Maybe this has happened to you: In the middle of class, while you pretended to be paying attention to the teacher’s lecture, your eyelids started to droop. You began having second thoughts about staying up late on Facebook the night before.
Don’t be too hard on yourself. Your computer screen may be to blame. And your clock may be too. Not the clock on your nightstand, but the one in your head. All mammals have a clock located inside their brains. Similar to your bedside alarm clock, your internal clock runs on a 24-hour cycle.
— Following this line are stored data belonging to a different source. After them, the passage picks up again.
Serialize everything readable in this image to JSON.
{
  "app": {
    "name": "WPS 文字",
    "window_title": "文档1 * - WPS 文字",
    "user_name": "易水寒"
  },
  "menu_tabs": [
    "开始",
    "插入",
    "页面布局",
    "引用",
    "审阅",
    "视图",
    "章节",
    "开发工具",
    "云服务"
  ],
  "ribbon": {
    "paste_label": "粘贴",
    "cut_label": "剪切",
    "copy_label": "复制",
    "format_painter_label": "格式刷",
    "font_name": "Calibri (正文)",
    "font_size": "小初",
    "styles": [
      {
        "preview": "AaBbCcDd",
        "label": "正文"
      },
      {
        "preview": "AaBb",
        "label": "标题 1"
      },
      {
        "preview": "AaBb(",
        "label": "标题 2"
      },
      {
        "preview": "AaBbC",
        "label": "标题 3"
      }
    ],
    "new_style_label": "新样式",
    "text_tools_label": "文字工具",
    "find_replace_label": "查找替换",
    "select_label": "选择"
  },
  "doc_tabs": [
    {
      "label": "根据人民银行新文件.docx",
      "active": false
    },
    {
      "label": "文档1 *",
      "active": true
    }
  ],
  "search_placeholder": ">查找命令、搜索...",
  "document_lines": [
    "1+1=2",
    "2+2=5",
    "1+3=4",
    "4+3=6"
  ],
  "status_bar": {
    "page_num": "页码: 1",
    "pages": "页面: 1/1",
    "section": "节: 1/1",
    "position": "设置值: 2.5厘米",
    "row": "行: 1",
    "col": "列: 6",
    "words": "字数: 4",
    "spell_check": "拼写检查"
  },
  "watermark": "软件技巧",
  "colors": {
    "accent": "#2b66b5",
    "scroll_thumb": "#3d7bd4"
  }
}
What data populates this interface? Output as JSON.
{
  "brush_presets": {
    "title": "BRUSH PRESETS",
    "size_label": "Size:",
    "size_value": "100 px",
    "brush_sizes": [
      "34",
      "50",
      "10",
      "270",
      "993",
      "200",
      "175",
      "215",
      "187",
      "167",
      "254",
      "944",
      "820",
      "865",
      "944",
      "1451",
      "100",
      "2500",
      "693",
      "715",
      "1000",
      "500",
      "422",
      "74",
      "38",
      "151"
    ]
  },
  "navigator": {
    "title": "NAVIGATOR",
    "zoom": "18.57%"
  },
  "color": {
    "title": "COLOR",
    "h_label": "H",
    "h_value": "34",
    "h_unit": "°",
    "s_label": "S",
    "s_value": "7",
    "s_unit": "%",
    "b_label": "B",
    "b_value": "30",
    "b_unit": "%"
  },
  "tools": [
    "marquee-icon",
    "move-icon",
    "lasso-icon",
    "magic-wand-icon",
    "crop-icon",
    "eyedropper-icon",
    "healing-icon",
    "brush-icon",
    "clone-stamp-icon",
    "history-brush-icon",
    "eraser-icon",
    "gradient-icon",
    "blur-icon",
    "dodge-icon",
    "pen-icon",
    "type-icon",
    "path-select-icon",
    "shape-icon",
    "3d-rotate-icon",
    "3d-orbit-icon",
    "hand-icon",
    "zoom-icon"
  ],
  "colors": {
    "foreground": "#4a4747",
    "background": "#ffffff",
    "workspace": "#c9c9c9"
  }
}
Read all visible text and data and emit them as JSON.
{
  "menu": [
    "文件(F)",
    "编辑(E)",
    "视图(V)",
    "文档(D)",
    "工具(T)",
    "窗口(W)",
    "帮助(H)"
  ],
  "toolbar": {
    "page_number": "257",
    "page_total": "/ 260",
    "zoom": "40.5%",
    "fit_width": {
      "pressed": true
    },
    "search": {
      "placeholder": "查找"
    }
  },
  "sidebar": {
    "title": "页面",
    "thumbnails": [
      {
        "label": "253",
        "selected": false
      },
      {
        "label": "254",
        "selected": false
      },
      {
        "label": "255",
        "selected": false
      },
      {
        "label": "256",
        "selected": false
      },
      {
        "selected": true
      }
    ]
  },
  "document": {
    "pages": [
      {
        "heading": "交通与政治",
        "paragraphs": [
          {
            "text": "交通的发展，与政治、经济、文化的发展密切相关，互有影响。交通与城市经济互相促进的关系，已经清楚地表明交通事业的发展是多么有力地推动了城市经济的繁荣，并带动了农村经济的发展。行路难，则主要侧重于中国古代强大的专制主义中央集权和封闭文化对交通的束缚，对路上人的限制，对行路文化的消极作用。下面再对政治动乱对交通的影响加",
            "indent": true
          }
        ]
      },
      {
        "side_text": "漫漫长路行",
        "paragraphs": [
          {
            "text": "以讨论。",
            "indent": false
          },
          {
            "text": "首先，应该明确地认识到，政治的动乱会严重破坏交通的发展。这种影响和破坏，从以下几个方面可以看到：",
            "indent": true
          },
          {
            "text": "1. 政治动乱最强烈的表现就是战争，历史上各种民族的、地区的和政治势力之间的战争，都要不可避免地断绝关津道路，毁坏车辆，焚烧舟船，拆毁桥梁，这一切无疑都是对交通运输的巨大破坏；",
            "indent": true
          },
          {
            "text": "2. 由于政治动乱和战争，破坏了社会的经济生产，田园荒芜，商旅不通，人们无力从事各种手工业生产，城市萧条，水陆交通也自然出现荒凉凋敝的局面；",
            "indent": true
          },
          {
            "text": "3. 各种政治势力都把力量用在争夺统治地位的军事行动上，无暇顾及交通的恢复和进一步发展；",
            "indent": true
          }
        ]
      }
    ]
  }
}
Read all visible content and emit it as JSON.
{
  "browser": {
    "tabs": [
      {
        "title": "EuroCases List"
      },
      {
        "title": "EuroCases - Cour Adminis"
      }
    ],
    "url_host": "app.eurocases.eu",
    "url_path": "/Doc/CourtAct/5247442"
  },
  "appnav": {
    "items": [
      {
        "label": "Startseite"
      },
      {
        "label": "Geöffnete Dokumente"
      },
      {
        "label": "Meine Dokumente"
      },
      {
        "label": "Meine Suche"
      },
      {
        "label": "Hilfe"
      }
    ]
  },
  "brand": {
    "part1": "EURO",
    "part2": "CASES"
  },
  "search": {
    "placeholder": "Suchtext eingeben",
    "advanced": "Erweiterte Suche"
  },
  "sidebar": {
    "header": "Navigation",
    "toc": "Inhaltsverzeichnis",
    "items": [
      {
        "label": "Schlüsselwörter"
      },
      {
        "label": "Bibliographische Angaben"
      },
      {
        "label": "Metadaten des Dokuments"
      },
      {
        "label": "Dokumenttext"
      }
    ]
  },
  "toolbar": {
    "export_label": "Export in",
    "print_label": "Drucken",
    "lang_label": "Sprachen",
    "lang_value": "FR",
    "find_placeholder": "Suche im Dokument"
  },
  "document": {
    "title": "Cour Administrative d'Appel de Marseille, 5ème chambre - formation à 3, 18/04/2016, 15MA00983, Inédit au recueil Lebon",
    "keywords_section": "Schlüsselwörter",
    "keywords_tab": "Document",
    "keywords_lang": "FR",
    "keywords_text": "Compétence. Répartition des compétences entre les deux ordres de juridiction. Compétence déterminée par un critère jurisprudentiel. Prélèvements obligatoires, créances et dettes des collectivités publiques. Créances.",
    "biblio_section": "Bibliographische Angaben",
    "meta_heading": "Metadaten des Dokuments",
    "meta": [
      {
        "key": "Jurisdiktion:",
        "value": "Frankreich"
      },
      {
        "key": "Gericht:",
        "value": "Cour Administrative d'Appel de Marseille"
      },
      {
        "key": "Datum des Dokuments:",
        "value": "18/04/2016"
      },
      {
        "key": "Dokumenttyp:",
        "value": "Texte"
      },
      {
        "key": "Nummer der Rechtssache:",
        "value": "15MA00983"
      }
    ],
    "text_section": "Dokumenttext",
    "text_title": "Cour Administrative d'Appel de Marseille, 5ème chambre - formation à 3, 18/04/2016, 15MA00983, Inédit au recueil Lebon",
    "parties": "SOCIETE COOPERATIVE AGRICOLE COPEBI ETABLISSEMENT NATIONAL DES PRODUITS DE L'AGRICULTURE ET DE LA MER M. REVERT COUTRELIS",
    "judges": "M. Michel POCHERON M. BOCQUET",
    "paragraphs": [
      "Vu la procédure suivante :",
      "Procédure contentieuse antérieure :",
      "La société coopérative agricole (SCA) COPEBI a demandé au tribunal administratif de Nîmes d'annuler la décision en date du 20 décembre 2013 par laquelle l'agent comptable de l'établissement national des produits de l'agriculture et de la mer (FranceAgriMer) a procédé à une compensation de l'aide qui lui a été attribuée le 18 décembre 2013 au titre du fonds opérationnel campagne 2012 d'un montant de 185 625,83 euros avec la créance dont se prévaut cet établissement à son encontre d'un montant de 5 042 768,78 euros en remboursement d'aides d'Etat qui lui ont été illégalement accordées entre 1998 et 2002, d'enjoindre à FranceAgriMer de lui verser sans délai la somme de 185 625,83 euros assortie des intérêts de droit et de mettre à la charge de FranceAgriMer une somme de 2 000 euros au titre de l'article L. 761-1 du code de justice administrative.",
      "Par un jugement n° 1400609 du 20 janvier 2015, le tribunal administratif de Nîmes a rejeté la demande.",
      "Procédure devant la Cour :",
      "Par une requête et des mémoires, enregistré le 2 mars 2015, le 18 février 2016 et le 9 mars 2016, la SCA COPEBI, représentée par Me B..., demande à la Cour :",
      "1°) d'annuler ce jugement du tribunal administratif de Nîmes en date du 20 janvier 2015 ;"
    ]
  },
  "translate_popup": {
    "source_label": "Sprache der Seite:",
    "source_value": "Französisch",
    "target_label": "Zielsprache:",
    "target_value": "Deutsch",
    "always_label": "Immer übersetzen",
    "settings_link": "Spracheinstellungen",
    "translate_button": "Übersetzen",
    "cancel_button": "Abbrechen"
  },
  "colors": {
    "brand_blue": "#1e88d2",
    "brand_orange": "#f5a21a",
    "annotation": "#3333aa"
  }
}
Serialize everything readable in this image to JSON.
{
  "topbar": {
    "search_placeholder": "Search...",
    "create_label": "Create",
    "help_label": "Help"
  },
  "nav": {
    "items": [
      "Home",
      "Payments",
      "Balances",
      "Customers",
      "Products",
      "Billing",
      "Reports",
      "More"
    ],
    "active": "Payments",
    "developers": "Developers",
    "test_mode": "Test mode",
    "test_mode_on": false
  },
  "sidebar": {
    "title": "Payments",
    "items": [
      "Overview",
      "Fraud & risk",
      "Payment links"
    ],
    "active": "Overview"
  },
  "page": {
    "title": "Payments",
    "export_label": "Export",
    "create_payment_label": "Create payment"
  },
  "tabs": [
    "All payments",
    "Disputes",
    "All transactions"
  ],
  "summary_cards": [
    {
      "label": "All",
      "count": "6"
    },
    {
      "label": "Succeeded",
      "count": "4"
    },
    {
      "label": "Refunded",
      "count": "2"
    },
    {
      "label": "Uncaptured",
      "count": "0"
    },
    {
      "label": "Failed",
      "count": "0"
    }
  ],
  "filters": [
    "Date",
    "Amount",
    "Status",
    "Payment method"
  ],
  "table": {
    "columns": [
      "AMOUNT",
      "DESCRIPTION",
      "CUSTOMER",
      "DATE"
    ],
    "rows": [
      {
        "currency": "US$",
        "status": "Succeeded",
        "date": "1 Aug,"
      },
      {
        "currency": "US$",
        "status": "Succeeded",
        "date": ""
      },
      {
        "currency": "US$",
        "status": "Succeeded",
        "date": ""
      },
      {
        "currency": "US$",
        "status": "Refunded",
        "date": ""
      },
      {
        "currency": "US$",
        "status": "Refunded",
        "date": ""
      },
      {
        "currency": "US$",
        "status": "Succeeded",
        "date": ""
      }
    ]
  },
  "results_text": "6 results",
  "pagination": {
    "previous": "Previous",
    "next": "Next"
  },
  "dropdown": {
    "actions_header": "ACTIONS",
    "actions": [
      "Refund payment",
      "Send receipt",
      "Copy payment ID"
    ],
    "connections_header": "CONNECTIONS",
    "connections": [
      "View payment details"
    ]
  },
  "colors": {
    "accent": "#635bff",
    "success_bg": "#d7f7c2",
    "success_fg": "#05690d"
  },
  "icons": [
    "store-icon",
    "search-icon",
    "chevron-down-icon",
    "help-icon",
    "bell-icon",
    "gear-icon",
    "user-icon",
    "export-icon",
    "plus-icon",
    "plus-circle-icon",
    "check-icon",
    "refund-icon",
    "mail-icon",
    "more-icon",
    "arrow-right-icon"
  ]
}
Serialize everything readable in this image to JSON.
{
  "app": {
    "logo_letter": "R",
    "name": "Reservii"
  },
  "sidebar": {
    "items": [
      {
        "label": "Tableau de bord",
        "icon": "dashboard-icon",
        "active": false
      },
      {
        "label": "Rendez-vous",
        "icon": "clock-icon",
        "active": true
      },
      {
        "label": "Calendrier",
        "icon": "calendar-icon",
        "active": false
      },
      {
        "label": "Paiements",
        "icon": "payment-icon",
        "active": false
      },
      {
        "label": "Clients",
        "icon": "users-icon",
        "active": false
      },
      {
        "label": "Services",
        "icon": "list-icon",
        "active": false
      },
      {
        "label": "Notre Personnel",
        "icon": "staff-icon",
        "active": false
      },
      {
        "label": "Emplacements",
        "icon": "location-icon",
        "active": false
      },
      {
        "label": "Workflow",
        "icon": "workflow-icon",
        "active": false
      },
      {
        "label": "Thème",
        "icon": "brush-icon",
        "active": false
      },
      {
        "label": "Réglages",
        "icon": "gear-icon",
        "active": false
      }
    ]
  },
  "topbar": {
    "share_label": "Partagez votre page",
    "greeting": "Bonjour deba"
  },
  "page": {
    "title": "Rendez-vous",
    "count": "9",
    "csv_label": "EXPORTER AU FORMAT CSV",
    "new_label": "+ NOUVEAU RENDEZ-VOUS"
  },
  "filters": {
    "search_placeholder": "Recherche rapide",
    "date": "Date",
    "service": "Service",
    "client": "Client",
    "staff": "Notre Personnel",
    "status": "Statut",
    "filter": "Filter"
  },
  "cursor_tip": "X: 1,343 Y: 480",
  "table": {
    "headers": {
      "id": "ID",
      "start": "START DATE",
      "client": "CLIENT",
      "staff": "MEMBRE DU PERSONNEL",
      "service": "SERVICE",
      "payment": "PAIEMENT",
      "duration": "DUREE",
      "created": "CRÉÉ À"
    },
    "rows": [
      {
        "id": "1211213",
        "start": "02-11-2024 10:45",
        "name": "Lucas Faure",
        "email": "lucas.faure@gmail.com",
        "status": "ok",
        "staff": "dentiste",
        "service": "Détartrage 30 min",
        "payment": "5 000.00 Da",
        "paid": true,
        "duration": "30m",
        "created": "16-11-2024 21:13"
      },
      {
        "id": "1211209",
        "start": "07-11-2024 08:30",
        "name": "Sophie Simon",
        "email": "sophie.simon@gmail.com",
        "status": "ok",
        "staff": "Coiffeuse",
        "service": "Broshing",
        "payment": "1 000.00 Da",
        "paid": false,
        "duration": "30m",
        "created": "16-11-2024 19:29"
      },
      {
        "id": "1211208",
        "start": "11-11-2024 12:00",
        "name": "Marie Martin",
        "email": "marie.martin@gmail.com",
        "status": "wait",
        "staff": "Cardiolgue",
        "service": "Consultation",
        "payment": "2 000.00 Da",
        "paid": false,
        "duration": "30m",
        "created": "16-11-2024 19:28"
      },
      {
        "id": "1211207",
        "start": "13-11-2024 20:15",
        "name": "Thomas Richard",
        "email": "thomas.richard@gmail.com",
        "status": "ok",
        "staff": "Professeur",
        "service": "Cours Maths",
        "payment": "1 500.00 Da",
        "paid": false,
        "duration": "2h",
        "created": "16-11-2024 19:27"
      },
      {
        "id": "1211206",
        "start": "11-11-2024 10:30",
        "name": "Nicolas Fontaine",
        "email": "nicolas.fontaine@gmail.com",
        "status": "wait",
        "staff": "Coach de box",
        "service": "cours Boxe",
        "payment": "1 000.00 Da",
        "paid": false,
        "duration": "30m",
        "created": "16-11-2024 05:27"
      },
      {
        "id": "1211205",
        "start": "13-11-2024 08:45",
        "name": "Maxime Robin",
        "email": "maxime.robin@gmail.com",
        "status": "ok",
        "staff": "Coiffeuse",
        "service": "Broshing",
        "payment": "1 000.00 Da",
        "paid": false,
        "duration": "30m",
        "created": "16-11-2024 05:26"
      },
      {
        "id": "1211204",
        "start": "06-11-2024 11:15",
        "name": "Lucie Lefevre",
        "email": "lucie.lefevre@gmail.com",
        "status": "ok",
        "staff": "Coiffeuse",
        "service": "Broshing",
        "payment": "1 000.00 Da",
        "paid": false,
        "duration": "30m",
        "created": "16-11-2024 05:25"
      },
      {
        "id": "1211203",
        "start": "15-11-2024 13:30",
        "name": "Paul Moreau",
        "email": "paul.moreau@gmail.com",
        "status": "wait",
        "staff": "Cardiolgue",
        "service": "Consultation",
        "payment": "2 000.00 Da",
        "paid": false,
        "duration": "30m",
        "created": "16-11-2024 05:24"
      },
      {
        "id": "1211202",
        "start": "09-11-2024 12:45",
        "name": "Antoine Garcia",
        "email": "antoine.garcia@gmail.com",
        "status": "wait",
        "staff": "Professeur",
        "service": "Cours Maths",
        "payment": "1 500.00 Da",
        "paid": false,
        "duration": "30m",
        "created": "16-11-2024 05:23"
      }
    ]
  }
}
This cycle, called a circadian rhythm, helps regulate when you wake, when you eat and when you sleep.
Somewhere around puberty, something happens in the timing of the biological clock. The clock pushes forward, so adolescents and teens are unable to fall asleep as early as they used to. When your mother tells you it’s time for bed, your body may be pushing you to stay up for several hours more. And the light coming from your computer screen or TV could be pushing you to stay up even later.
This shift is natural for teens. But staying up very late and sleeping late can get your body’s clock out of sync with the cycle of light and dark. It can also make it hard to get out of bed in the morning and may bring other problems, too. Teenagers are put in a kind of a gray cloud when they don’t get enough sleep, says Mary Carskadon, a sleep researcher at Brown University in Providence, R.I. It affects their mood and their ability to think and learn.